Department of Radiology, National Health Insurance Service Ilsan Hospital, Goyang, Korea.
Research Institute, National Health Insurance Service Ilsan Hospital, Goyang, Korea.
PLoS One. 2021 Aug 12;16(8):e0256152. doi: 10.1371/journal.pone.0256152. eCollection 2021.
This study aims to determine how randomly splitting a dataset into training and test sets affects the estimated performance of a machine learning model and its gap from the test performance under different conditions, using real-world brain tumor radiomics data. We conducted two classification tasks of different difficulty levels with magnetic resonance imaging (MRI) radiomics features: (1) "Simple" task, glioblastomas [n = 109] vs. brain metastasis [n = 58] and (2) "difficult" task, low- [n = 163] vs. high-grade [n = 95] meningiomas. Additionally, two undersampled datasets were created by randomly sampling 50% from these datasets. We performed random training-test set splitting for each dataset repeatedly to create 1,000 different training-test set pairs. For each dataset pair, the least absolute shrinkage and selection operator model was trained and evaluated using various validation methods in the training set, and tested in the test set, using the area under the curve (AUC) as an evaluation metric. The AUCs in training and testing varied among different training-test set pairs, especially with the undersampled datasets and the difficult task.
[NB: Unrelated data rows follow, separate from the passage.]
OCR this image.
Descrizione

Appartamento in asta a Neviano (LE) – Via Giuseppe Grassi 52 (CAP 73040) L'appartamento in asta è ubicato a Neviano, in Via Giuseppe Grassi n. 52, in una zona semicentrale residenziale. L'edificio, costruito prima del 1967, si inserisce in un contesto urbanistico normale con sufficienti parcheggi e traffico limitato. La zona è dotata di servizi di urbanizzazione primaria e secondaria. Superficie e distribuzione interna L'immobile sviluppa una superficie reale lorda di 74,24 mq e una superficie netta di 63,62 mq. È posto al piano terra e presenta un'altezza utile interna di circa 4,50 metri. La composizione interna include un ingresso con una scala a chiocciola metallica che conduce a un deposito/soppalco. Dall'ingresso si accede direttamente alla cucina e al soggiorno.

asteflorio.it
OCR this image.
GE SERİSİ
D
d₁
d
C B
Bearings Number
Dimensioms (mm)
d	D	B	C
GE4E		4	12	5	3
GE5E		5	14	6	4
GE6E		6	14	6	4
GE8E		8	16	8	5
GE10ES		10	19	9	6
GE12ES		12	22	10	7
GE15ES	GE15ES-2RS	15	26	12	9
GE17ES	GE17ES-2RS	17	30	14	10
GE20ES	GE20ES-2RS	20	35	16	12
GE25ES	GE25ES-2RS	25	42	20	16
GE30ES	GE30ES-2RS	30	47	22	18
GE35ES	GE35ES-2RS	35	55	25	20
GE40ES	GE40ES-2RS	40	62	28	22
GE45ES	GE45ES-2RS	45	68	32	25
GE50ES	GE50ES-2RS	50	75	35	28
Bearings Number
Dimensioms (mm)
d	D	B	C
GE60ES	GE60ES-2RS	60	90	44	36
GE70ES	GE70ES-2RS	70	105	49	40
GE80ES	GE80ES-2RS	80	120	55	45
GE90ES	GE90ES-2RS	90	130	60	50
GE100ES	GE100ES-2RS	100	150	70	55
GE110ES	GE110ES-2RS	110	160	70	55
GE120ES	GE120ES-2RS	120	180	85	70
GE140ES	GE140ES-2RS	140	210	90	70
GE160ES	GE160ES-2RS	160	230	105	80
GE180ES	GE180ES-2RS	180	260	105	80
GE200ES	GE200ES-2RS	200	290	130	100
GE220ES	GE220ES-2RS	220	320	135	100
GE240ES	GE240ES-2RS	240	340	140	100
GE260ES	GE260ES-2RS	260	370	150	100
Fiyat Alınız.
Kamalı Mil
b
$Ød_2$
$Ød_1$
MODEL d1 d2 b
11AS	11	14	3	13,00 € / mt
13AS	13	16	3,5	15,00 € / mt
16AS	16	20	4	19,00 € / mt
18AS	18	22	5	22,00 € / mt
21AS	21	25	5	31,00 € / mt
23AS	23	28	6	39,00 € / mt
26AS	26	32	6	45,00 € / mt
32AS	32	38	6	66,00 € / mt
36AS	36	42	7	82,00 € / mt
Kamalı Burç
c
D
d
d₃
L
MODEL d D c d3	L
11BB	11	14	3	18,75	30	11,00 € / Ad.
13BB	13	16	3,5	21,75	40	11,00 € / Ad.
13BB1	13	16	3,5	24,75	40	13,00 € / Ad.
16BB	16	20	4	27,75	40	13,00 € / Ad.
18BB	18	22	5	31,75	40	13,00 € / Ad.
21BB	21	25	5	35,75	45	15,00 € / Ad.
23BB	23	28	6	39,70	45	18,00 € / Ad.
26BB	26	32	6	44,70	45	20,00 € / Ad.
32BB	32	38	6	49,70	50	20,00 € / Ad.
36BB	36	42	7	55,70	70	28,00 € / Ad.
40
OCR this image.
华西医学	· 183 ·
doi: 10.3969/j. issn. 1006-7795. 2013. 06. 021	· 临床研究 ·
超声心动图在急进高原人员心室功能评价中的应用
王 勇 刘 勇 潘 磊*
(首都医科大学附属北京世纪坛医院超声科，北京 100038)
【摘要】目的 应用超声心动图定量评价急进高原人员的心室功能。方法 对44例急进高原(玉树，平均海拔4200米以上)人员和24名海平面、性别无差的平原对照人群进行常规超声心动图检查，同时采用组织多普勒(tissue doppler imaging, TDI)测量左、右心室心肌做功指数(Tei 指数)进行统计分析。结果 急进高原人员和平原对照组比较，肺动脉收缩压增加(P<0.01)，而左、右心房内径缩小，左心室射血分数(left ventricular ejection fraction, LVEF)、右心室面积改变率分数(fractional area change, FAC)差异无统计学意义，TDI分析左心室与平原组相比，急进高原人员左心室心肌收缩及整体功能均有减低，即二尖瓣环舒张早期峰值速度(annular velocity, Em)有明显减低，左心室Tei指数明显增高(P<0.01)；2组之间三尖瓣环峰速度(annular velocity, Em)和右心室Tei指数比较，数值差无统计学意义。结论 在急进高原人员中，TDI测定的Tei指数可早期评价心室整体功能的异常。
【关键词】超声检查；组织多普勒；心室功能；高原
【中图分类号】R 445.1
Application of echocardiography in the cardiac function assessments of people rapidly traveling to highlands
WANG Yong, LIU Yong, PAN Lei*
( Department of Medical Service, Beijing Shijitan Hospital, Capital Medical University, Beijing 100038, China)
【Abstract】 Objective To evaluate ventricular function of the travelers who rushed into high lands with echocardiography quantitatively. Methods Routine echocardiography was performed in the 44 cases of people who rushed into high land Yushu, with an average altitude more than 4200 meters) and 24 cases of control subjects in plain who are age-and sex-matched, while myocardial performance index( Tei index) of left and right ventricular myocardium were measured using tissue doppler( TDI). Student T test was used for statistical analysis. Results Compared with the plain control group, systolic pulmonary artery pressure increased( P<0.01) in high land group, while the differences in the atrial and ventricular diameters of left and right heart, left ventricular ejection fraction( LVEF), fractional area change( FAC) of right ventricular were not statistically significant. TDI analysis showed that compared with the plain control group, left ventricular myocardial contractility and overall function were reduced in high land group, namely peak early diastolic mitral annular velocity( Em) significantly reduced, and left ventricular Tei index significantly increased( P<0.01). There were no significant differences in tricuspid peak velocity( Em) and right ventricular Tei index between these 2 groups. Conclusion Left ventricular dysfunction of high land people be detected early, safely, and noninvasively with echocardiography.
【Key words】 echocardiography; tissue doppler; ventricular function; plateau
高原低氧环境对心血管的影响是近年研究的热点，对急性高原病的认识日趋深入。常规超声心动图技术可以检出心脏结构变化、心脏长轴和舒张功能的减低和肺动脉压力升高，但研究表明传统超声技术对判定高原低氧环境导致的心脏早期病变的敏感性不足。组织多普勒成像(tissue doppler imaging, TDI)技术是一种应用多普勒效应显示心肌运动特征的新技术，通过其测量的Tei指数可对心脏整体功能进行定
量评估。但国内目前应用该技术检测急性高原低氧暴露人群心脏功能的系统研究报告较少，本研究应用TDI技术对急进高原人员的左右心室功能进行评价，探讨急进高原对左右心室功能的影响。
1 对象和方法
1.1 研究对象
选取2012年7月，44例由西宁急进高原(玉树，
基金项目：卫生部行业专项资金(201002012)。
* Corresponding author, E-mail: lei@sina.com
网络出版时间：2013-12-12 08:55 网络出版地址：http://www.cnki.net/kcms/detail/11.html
The mean (±standard deviation) AUC difference between training and testing was 0.039 (±0.032) for the simple task without undersampling and 0.092 (±0.071) for the difficult task with undersampling. In a training-test set pair with the difficult task without undersampling, for example, the AUC was high in training but much lower in testing (0.882 and 0.667, respectively); in another dataset pair with the same task, however, the AUC was low in training but much higher in testing (0.709 and 0.911, respectively). When the AUC discrepancy between training and test, or generalization gap, was large, none of the validation methods helped sufficiently reduce the generalization gap. Our results suggest that machine learning after a single random training-test set split may lead to unreliable results in radiomics studies especially with small sample sizes.
本研究旨在使用真实的脑肿瘤放射组学数据,确定随机将数据集划分为训练集和测试集如何影响机器学习模型的估计性能及其在不同条件下与测试性能的差距。我们使用磁共振成像(MRI)放射组学特征进行了两个难度不同的分类任务:(1)“简单”任务,胶质母细胞瘤[ n = 109]与脑转移瘤[ n = 58],(2)“困难”任务,低级别[ n = 163]与高级别[ n = 95]脑膜瘤。此外,通过从这些数据集随机抽取 50%创建了两个采样不足的数据集。我们对每个数据集重复进行随机训练-测试集分割,创建了 1000 个不同的训练-测试集对。对于每个数据集对,使用各种验证方法在训练集中训练和评估最小绝对收缩和选择算子模型,并在测试集中进行测试,使用曲线下面积(AUC)作为评估指标。不同的训练-测试集对之间的 AUC 在训练和测试中有所不同,尤其是在采样不足的数据集和困难任务中。在没有采样不足的简单任务中,训练和测试之间的平均(±标准差)AUC 差异为 0.039(±0.032),在有采样不足的困难任务中为 0.092(±0.071)。例如,在没有采样不足的困难任务的一个训练-测试集中,AUC 在训练中较高,但在测试中较低(分别为 0.882 和 0.667);然而,在另一个具有相同任务的数据集对中,AUC 在训练中较低,但在测试中较高(分别为 0.709 和 0.911)。当训练和测试之间的 AUC 差异(或泛化差距)较大时,没有一种验证方法可以充分减小泛化差距。我们的结果表明,在放射组学研究中,特别是在样本量较小时,单次随机训练-测试集分割后的机器学习可能导致不可靠的结果。